Jumat, 02 April 2010

Kamu Bukan Anak Sial

"Mama bilang aku anak sial."

Aku menatap lurus ke arahnya, ke matanya yang bulat dan indah. Dia menunduk sejenak, kemudian ketika dia mengangkat kepalanya kembali, tatapan kami bertemu. Dia segera membuang tatapannya ke arah lain. Mata itu kini bergerak gelisah, dan senyum yang biasanya selalu menghias wajahnya menguap seketika.

Namanya Reza. Dia adalah satu dari promoter baru di perusahaan kami. Dia anak muda yang sangat percaya diri. Juga ceria. Itu salah satu alasan mengapa kami menerimanya. Tapi di balik keceriaan dan kepercayaan diri itu sebenarnya ada bagian kehidupan yang kelam yang berusaha disembunyikannya.

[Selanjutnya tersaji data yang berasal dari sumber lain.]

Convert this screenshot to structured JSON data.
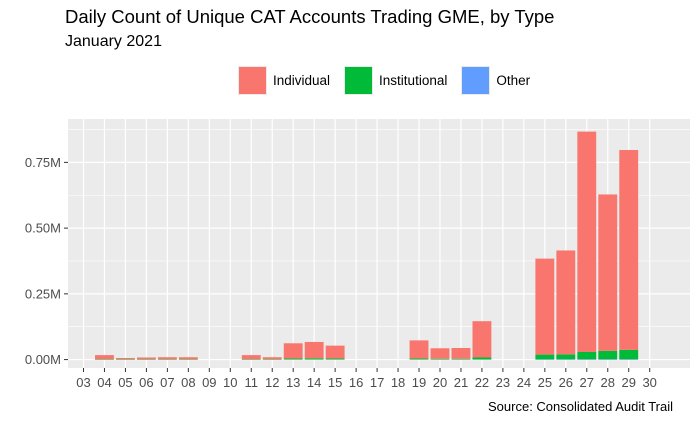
{
  "chart_data": {
    "type": "bar",
    "stacked": true,
    "title": "Daily Count of Unique CAT Accounts Trading GME, by Type",
    "subtitle": "January 2021",
    "caption": "Source: Consolidated Audit Trail",
    "xlabel": "",
    "ylabel": "",
    "ylim": [
      -0.032,
      0.915
    ],
    "y_ticks": [
      {
        "value": 0,
        "label": "0.00M"
      },
      {
        "value": 0.25,
        "label": "0.25M"
      },
      {
        "value": 0.5,
        "label": "0.50M"
      },
      {
        "value": 0.75,
        "label": "0.75M"
      }
    ],
    "x_ticks": [
      "03",
      "04",
      "05",
      "06",
      "07",
      "08",
      "09",
      "10",
      "11",
      "12",
      "13",
      "14",
      "15",
      "16",
      "17",
      "18",
      "19",
      "20",
      "21",
      "22",
      "23",
      "24",
      "25",
      "26",
      "27",
      "28",
      "29",
      "30"
    ],
    "categories": [
      "04",
      "05",
      "06",
      "07",
      "08",
      "11",
      "12",
      "13",
      "14",
      "15",
      "19",
      "20",
      "21",
      "22",
      "25",
      "26",
      "27",
      "28",
      "29"
    ],
    "series": [
      {
        "name": "Individual",
        "color": "#f8766d",
        "values": [
          0.016,
          0.005,
          0.007,
          0.008,
          0.008,
          0.016,
          0.008,
          0.058,
          0.062,
          0.049,
          0.069,
          0.04,
          0.041,
          0.138,
          0.365,
          0.395,
          0.838,
          0.595,
          0.76
        ]
      },
      {
        "name": "Institutional",
        "color": "#00ba38",
        "values": [
          0.001,
          0.001,
          0.001,
          0.001,
          0.001,
          0.001,
          0.001,
          0.004,
          0.005,
          0.004,
          0.004,
          0.003,
          0.003,
          0.008,
          0.018,
          0.019,
          0.028,
          0.032,
          0.036
        ]
      },
      {
        "name": "Other",
        "color": "#619cff",
        "values": [
          0,
          0,
          0,
          0,
          0,
          0,
          0,
          0,
          0,
          0,
          0,
          0,
          0,
          0,
          0.001,
          0.001,
          0.001,
          0.001,
          0.001
        ]
      }
    ],
    "legend_position": "top",
    "grid": true
  }
}
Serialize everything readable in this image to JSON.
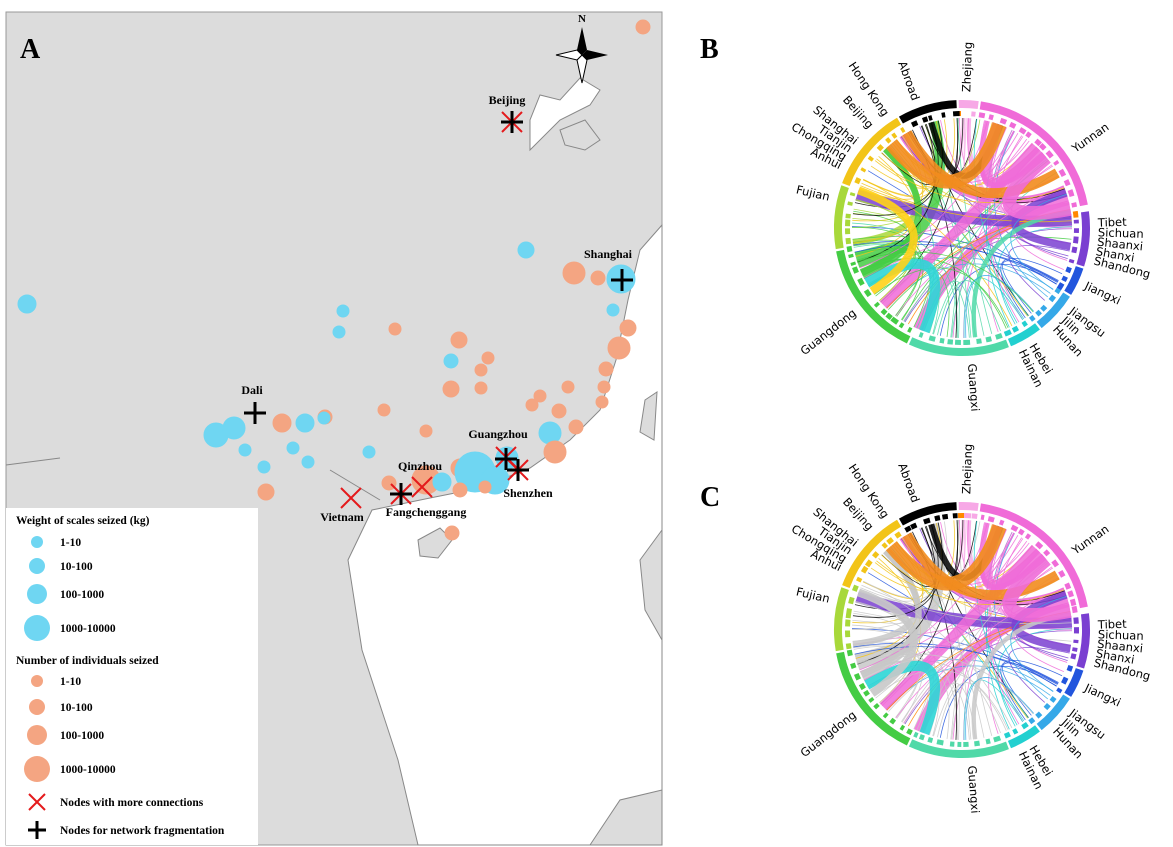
{
  "panels": {
    "a": "A",
    "b": "B",
    "c": "C"
  },
  "map": {
    "north": "N",
    "places": [
      "Beijing",
      "Shanghai",
      "Dali",
      "Guangzhou",
      "Qinzhou",
      "Shenzhen",
      "Vietnam",
      "Fangchenggang"
    ]
  },
  "legend": {
    "weight": {
      "title": "Weight of scales seized (kg)",
      "items": [
        "1-10",
        "10-100",
        "100-1000",
        "1000-10000"
      ]
    },
    "individuals": {
      "title": "Number of individuals seized",
      "items": [
        "1-10",
        "10-100",
        "100-1000",
        "1000-10000"
      ]
    },
    "markers": [
      "Nodes with more connections",
      "Nodes for network fragmentation"
    ]
  },
  "chord": {
    "labels": [
      "Zhejiang",
      "Yunnan",
      "Tibet",
      "Sichuan",
      "Shaanxi",
      "Shanxi",
      "Shandong",
      "Jiangxi",
      "Jiangsu",
      "Jilin",
      "Hunan",
      "Hebei",
      "Hainan",
      "Guangxi",
      "Guangdong",
      "Fujian",
      "Anhui",
      "Chongqing",
      "Tianjin",
      "Shanghai",
      "Beijing",
      "Hong Kong",
      "Abroad"
    ]
  }
}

Belakangan ini menilai dari prestasi kerjanya yang naik dan turun tak menentu, aku mencoba mencari tahu apa sebenarnya yang terjadi pada dirinya. Dan di pertemuan malam itu, seperti biasa dia hadir dengan penampilan memukau. Ya, Reza adalah seseorang yang sangat memperhatikan penampilan dirinya. Keinginan terbesarnya adalah menjadi seorang artis terkenal. Namun karena terlahir di keluarga miskin dengan bekal pendidikan yang rendah, dia hanya berharap suatu hari nanti jalan menuju impiannya bisa terbuka. Tanpa bisa mengikuti kursus atau sekolah-sekolah khusus untuk mengantarnya lebih dekat ke impiannya.

Bila kami bertemu, dia selalu menatapku langsung tepat di mata dengan senyuman lebar. Aku suka dengan tatapan penuh percaya dirinya itu. Karena bagiku mata adalah cermin jiwa. Dari mata kita bisa membaca banyak hal yang tak terucapkan.

Saat bertanya tentang prestasinya yang dinilai tidak bagus oleh perusahaan, dia masih tersenyum ceria, menjelaskan bahwa mungkin hanya karena faktor 'hoki' belum ada. Dan ketika aku menyinggung soal dirinya yang dilaporkan 'moody', dia sedikit terkejut. Dan akhirnya ketika aku menasehatinya untuk jangan membawa beban masalah sampai membuat diri sendiri stress, wajahnya yang ceria itu menghilang. Serta keluarlah dari mulutnya cerita mengenai ibunya.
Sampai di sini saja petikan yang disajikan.